David Marques é dos que também considera essencial que se aproveite esta catástrofe para repensar algumas formas de organização deste mercado e, sobretudo, como é que se apoiam os artistas: “Percebo que os teatros e os festivais querem voltar ao pleno funcionamento, mas a verdade é que esta é uma oportunidade para pensarem o que é isso do “pleno funcionamento”, e, se calhar, vale a pena pensar que se podem apoiar artistas sem se apoiarem, necessariamente, apresentações. Pode-se apoiar o trabalho artístico de outras maneiras, aliás, não é nada de novo, os artistas têm muitas de ideias sobre como podem produzir o seu trabalho com formas alternativas, seja através da pedagogia, seja através da documentação, seja através de processos de investigação longos. Acho que há muito por fazer”.

Jorge Silva Melo, encenador, cineasta, dramaturgo, ator

“Não sabemos. Não sabemos”

António Simão bebia cerveja em cena quando lhe disseram que já não podia beber mais. Falamos de um espectáculo criado em 1997 pelos Artistas Unidos e estreado no CCB. O texto é do checo Bohumil Hrabal e situa-nos numa cave, em Praga, onde ratos e copos convivem com livros. A criação de António Simão, com interpretação do mesmo, chegou a ser estreada, mas foi interrompida pela ordem de encerramento dos teatros.

E os Artistas Unidos andavam já a ensaiar a próxima criação, “Calor”, texto do dramaturgo norueguês Jon Fosse. Era uma encenação de Jorge Silva Melo: “Tivemos que anular. E já íamos com um mês de ensaios. Não sabemos, não sabemos”. Este “não sabemos” é a resposta do diretor artístico da companhia que habita o Teatro da Politécnica quando lhe perguntamos como perspetivam os próximos tempos, se vão repor, qual o impacto que esta situação tem na sua atividade. E essa incerteza, essa ausência de chão, pautou quase todas as respostas do encenador português.

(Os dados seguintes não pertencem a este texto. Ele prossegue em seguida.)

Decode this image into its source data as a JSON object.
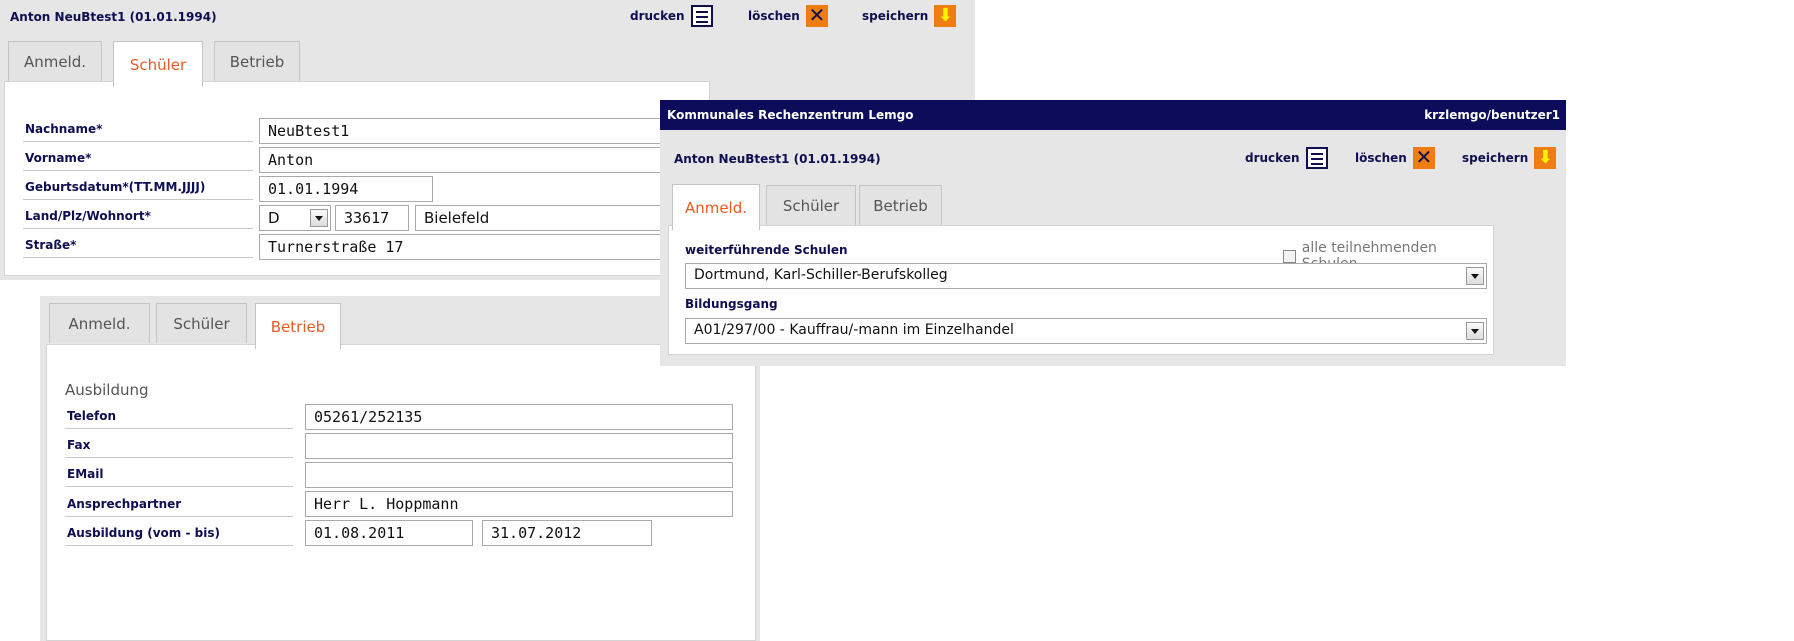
{
  "window1": {
    "title": "Anton NeuBtest1 (01.01.1994)",
    "actions": {
      "print": "drucken",
      "delete": "löschen",
      "save": "speichern"
    },
    "tabs": [
      "Anmeld.",
      "Schüler",
      "Betrieb"
    ],
    "fields": {
      "nachname_label": "Nachname*",
      "nachname_value": "NeuBtest1",
      "vorname_label": "Vorname*",
      "vorname_value": "Anton",
      "geb_label": "Geburtsdatum*(TT.MM.JJJJ)",
      "geb_value": "01.01.1994",
      "ort_label": "Land/Plz/Wohnort*",
      "land_value": "D",
      "plz_value": "33617",
      "ort_value": "Bielefeld",
      "strasse_label": "Straße*",
      "strasse_value": "Turnerstraße 17"
    }
  },
  "window2": {
    "tabs": [
      "Anmeld.",
      "Schüler",
      "Betrieb"
    ],
    "section": "Ausbildung",
    "fields": {
      "telefon_label": "Telefon",
      "telefon_value": "05261/252135",
      "fax_label": "Fax",
      "fax_value": "",
      "email_label": "EMail",
      "email_value": "",
      "ansprech_label": "Ansprechpartner",
      "ansprech_value": "Herr L. Hoppmann",
      "ausb_label": "Ausbildung (vom - bis)",
      "ausb_from": "01.08.2011",
      "ausb_to": "31.07.2012"
    }
  },
  "window3": {
    "org": "Kommunales Rechenzentrum Lemgo",
    "user": "krzlemgo/benutzer1",
    "title": "Anton NeuBtest1 (01.01.1994)",
    "actions": {
      "print": "drucken",
      "delete": "löschen",
      "save": "speichern"
    },
    "tabs": [
      "Anmeld.",
      "Schüler",
      "Betrieb"
    ],
    "schulen_label": "weiterführende Schulen",
    "alle_label": "alle teilnehmenden Schulen",
    "schule_value": "Dortmund, Karl-Schiller-Berufskolleg",
    "bildungsgang_label": "Bildungsgang",
    "bildungsgang_value": "A01/297/00 - Kauffrau/-mann im Einzelhandel"
  },
  "colors": {
    "accent": "#e85a24",
    "navy": "#0c0c5a",
    "panel": "#e6e6e6",
    "icon_orange": "#f07c14"
  }
}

Perguntámos a Jorge Silva Melo: será a cultura um dia vista como um direito? Jorge Silva Melo respondeu, simplesmente: “não”.

Em relação ao confinamento, confessa-nos que não tem lido, nem visto nenhum filme, até porque se ocupa das tarefas domésticas que tão exigentes conseguem ser. É, por isso, impossível recriminar alguém que, simplesmente, nos diz que não sabe — e se não sabe não tem como nos responder. Ainda assim, tem sido, como sempre, particularmente ativo nas redes sociais, servindo-se, como sempre, de uma escrita mordaz. Num dos posts que assinou, afirmou:

“O desmantelamento das ‘companhias teatrais’ começou há muitos anos, os anos do liberalismo”. Quando lhe pedimos para reagir à afirmação respondeu assim: “O teatro está para acabar há uns bons anos, sim Quando muito será como a ópera: de vez em quando para gente fina e só em Lisboa e no Porto…”

Uma outra vez, também pela internet, ironizou: “Acho uma graça àquelas pessoas que, em relação ao teatro, dizem ‘porque é que a classe não se une?’”. E continuou: “Neste momento vejo milhares de pessoas a subscreverem cartas ao PR e ao PM. Se isto não é união…”. Portanto, daqui, depreendemos que Jorge Silva Melo faz ativismo político à sua maneira. E essa não tem que ser uma maneira a desconsiderar, pelo contrário. No final, perguntámos-lhe: será a cultura um dia vista como um direito? Jorge Silva Melo respondeu, simplesmente: “não”.